# gear setups for velineon brushless..



## scottyvxl (Jun 24, 2009)

i wanna be able to hit 70+ with my rustler. the gearing in it is enough to get it to about 55-60. (which hurts biting the curb). i'm just curious to a gear setup. traxxas recommends 33/76 to hit 70 with a 11.1v 3s lipo. but my 7.2 2s lipo has a 30c discharge rate with a 40c burst. so it's well powered. at 3.3 lbs i doubt it needs a 3s to get the high speed. thx for the help.
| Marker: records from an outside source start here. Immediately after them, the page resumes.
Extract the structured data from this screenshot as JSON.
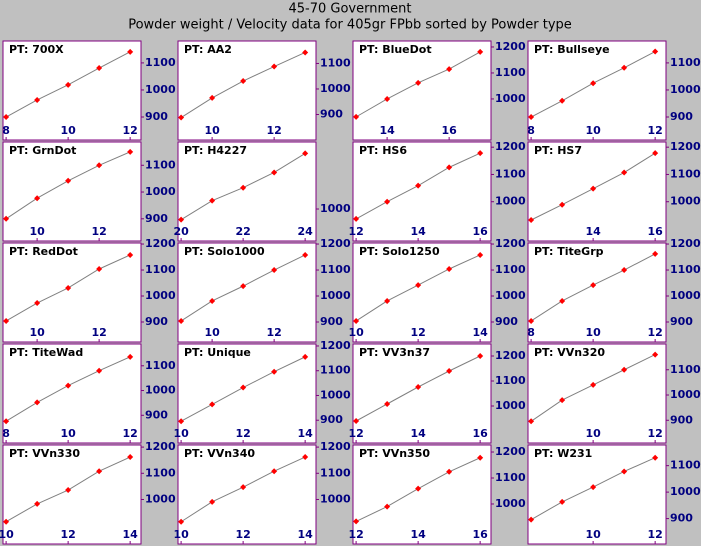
{
  "title": "45-70 Government",
  "subtitle": "Powder weight / Velocity data for 405gr FPbb sorted by Powder type",
  "chart_data": [
    {
      "type": "line",
      "title": "PT: 700X",
      "color": "#ff0000",
      "x": [
        8,
        9,
        10,
        11,
        12
      ],
      "values": [
        900,
        963,
        1019,
        1081,
        1141
      ],
      "xlim": [
        7.9,
        12.35
      ],
      "ylim": [
        815,
        1181
      ],
      "xticks": [
        8,
        10,
        12
      ],
      "yticks": [
        900,
        1000,
        1100
      ]
    },
    {
      "type": "line",
      "title": "PT: AA2",
      "color": "#ff0000",
      "x": [
        9,
        10,
        11,
        12,
        13
      ],
      "values": [
        888,
        965,
        1031,
        1088,
        1143
      ],
      "xlim": [
        8.9,
        13.35
      ],
      "ylim": [
        800,
        1188
      ],
      "xticks": [
        10,
        12
      ],
      "yticks": [
        900,
        1000,
        1100
      ]
    },
    {
      "type": "line",
      "title": "PT: BlueDot",
      "color": "#ff0000",
      "x": [
        13,
        14,
        15,
        16,
        17
      ],
      "values": [
        931,
        1000,
        1062,
        1115,
        1181
      ],
      "xlim": [
        12.9,
        17.35
      ],
      "ylim": [
        842,
        1223
      ],
      "xticks": [
        14,
        16
      ],
      "yticks": [
        1000,
        1100,
        1200
      ]
    },
    {
      "type": "line",
      "title": "PT: Bullseye",
      "color": "#ff0000",
      "x": [
        8,
        9,
        10,
        11,
        12
      ],
      "values": [
        900,
        960,
        1025,
        1082,
        1142
      ],
      "xlim": [
        7.9,
        12.35
      ],
      "ylim": [
        815,
        1181
      ],
      "xticks": [
        8,
        10,
        12
      ],
      "yticks": [
        900,
        1000,
        1100
      ]
    },
    {
      "type": "line",
      "title": "PT: GrnDot",
      "color": "#ff0000",
      "x": [
        9,
        10,
        11,
        12,
        13
      ],
      "values": [
        900,
        977,
        1042,
        1100,
        1150
      ],
      "xlim": [
        8.9,
        13.35
      ],
      "ylim": [
        817,
        1187
      ],
      "xticks": [
        10,
        12
      ],
      "yticks": [
        900,
        1000,
        1100
      ]
    },
    {
      "type": "line",
      "title": "PT: H4227",
      "color": "#ff0000",
      "x": [
        20,
        21,
        22,
        23,
        24
      ],
      "values": [
        986,
        1011,
        1028,
        1048,
        1073
      ],
      "xlim": [
        19.9,
        24.35
      ],
      "ylim": [
        958,
        1088
      ],
      "xticks": [
        20,
        22,
        24
      ],
      "yticks": [
        1000
      ]
    },
    {
      "type": "line",
      "title": "PT: HS6",
      "color": "#ff0000",
      "x": [
        12,
        13,
        14,
        15,
        16
      ],
      "values": [
        937,
        1000,
        1059,
        1126,
        1178
      ],
      "xlim": [
        11.9,
        16.35
      ],
      "ylim": [
        856,
        1219
      ],
      "xticks": [
        12,
        14,
        16
      ],
      "yticks": [
        1000,
        1100,
        1200
      ]
    },
    {
      "type": "line",
      "title": "PT: HS7",
      "color": "#ff0000",
      "x": [
        12,
        13,
        14,
        15,
        16
      ],
      "values": [
        933,
        989,
        1048,
        1107,
        1178
      ],
      "xlim": [
        11.9,
        16.35
      ],
      "ylim": [
        856,
        1219
      ],
      "xticks": [
        14,
        16
      ],
      "yticks": [
        1000,
        1100,
        1200
      ]
    },
    {
      "type": "line",
      "title": "PT: RedDot",
      "color": "#ff0000",
      "x": [
        9,
        10,
        11,
        12,
        13
      ],
      "values": [
        904,
        973,
        1031,
        1104,
        1158
      ],
      "xlim": [
        8.9,
        13.35
      ],
      "ylim": [
        823,
        1204
      ],
      "xticks": [
        10,
        12
      ],
      "yticks": [
        900,
        1000,
        1100,
        1200
      ]
    },
    {
      "type": "line",
      "title": "PT: Solo1000",
      "color": "#ff0000",
      "x": [
        9,
        10,
        11,
        12,
        13
      ],
      "values": [
        904,
        981,
        1038,
        1100,
        1158
      ],
      "xlim": [
        8.9,
        13.35
      ],
      "ylim": [
        823,
        1204
      ],
      "xticks": [
        10,
        12
      ],
      "yticks": [
        900,
        1000,
        1100,
        1200
      ]
    },
    {
      "type": "line",
      "title": "PT: Solo1250",
      "color": "#ff0000",
      "x": [
        10,
        11,
        12,
        13,
        14
      ],
      "values": [
        904,
        981,
        1042,
        1104,
        1158
      ],
      "xlim": [
        9.9,
        14.35
      ],
      "ylim": [
        823,
        1204
      ],
      "xticks": [
        10,
        12,
        14
      ],
      "yticks": [
        900,
        1000,
        1100,
        1200
      ]
    },
    {
      "type": "line",
      "title": "PT: TiteGrp",
      "color": "#ff0000",
      "x": [
        8,
        9,
        10,
        11,
        12
      ],
      "values": [
        904,
        981,
        1042,
        1100,
        1162
      ],
      "xlim": [
        7.9,
        12.35
      ],
      "ylim": [
        823,
        1204
      ],
      "xticks": [
        8,
        10,
        12
      ],
      "yticks": [
        900,
        1000,
        1100,
        1200
      ]
    },
    {
      "type": "line",
      "title": "PT: TiteWad",
      "color": "#ff0000",
      "x": [
        8,
        9,
        10,
        11,
        12
      ],
      "values": [
        876,
        952,
        1020,
        1080,
        1136
      ],
      "xlim": [
        7.9,
        12.35
      ],
      "ylim": [
        788,
        1188
      ],
      "xticks": [
        8,
        10,
        12
      ],
      "yticks": [
        900,
        1000,
        1100
      ]
    },
    {
      "type": "line",
      "title": "PT: Unique",
      "color": "#ff0000",
      "x": [
        10,
        11,
        12,
        13,
        14
      ],
      "values": [
        896,
        964,
        1032,
        1096,
        1156
      ],
      "xlim": [
        9.9,
        14.35
      ],
      "ylim": [
        808,
        1208
      ],
      "xticks": [
        10,
        12,
        14
      ],
      "yticks": [
        900,
        1000,
        1100,
        1200
      ]
    },
    {
      "type": "line",
      "title": "PT: VV3n37",
      "color": "#ff0000",
      "x": [
        12,
        13,
        14,
        15,
        16
      ],
      "values": [
        940,
        1008,
        1076,
        1140,
        1200
      ],
      "xlim": [
        11.9,
        16.35
      ],
      "ylim": [
        852,
        1248
      ],
      "xticks": [
        12,
        14,
        16
      ],
      "yticks": [
        1000,
        1100,
        1200
      ]
    },
    {
      "type": "line",
      "title": "PT: VVn320",
      "color": "#ff0000",
      "x": [
        8,
        9,
        10,
        11,
        12
      ],
      "values": [
        896,
        980,
        1040,
        1100,
        1160
      ],
      "xlim": [
        7.9,
        12.35
      ],
      "ylim": [
        810,
        1202
      ],
      "xticks": [
        10,
        12
      ],
      "yticks": [
        900,
        1000,
        1100
      ]
    },
    {
      "type": "line",
      "title": "PT: VVn330",
      "color": "#ff0000",
      "x": [
        10,
        11,
        12,
        13,
        14
      ],
      "values": [
        915,
        983,
        1036,
        1108,
        1162
      ],
      "xlim": [
        9.9,
        14.35
      ],
      "ylim": [
        830,
        1208
      ],
      "xticks": [
        10,
        12,
        14
      ],
      "yticks": [
        1000,
        1100,
        1200
      ]
    },
    {
      "type": "line",
      "title": "PT: VVn340",
      "color": "#ff0000",
      "x": [
        10,
        11,
        12,
        13,
        14
      ],
      "values": [
        915,
        991,
        1047,
        1108,
        1162
      ],
      "xlim": [
        9.9,
        14.35
      ],
      "ylim": [
        830,
        1208
      ],
      "xticks": [
        10,
        12,
        14
      ],
      "yticks": [
        1000,
        1100,
        1200
      ]
    },
    {
      "type": "line",
      "title": "PT: VVn350",
      "color": "#ff0000",
      "x": [
        12,
        13,
        14,
        15,
        16
      ],
      "values": [
        933,
        990,
        1059,
        1124,
        1178
      ],
      "xlim": [
        11.9,
        16.35
      ],
      "ylim": [
        846,
        1227
      ],
      "xticks": [
        12,
        14,
        16
      ],
      "yticks": [
        1000,
        1100,
        1200
      ]
    },
    {
      "type": "line",
      "title": "PT: W231",
      "color": "#ff0000",
      "x": [
        8,
        9,
        10,
        11,
        12
      ],
      "values": [
        896,
        963,
        1019,
        1078,
        1130
      ],
      "xlim": [
        7.9,
        12.35
      ],
      "ylim": [
        804,
        1178
      ],
      "xticks": [
        10,
        12
      ],
      "yticks": [
        900,
        1000,
        1100
      ]
    }
  ]
}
i've also put a heavier weight fluid in my shocks. and moved my esc slightly forward. and would metal driveshafts be worth it? seeing as i keep twisting the plastic ones off and breaking them.


----------



## Mike D. (Mar 4, 2009)

i would bump up to a 7.4 lipo, with that gearing you might hit 70, but your going to smoke you motor and esc, they will overheat if ran to long.


----------



## scottyvxl (Jun 24, 2009)

oops. i do have a 7.4. just a typo. im not lookin to hold it there. im happy with it now. i jus want the capability to the few occasions i decide to run it on pavement. its plenty of fun on dirt as is.


----------



## Mike D. (Mar 4, 2009)

i know i have one also, if you try a 3cell lipo, you wont be able to controll it, mine just starts hydro plannin and starts to take off like a plane...lol


----------



## scottyvxl (Jun 24, 2009)

lol. i guess thats y i've seen front spoilers put on some of them. i have a pro-match racing lipo. and i love it. especially the 40C burst.


----------



## pup1970 (Apr 2, 2008)

The 7.4 lipo will only give you a slower speed than a 11.1 lipo because the motor is rated in kv per volt. The vxl is 3500 rpm per 1.0 volts. So a 2s lipo fully charged is 8.4volts. So 3500 x 8.4 is 29400 rpm. a 3s lipo charged is 12.6 volts so 3500 x 12.6 is 44100 rpm. This is where you will get top speed gain.


----------



## scotty088 (Jul 4, 2008)

Running a 23 t pinion and a 86 t spur my Slash blows the wheels off my nitro Jato.It has got to be close to 55-60 MPH.VLX system 11.1 4000 3s lipo.Truck does insane wheelies and blows the tires off the rims.insane fast.My normal set-up is 7.4 4000 2s SMC 21 t pinion 86 t spur.this system works excellent for playing around in the dirt.


----------



## rustytraxx (May 18, 2009)

You will need 3s to get to 70. You can take a RPM bumper and put it on upside down to help with the nose lifting.


----------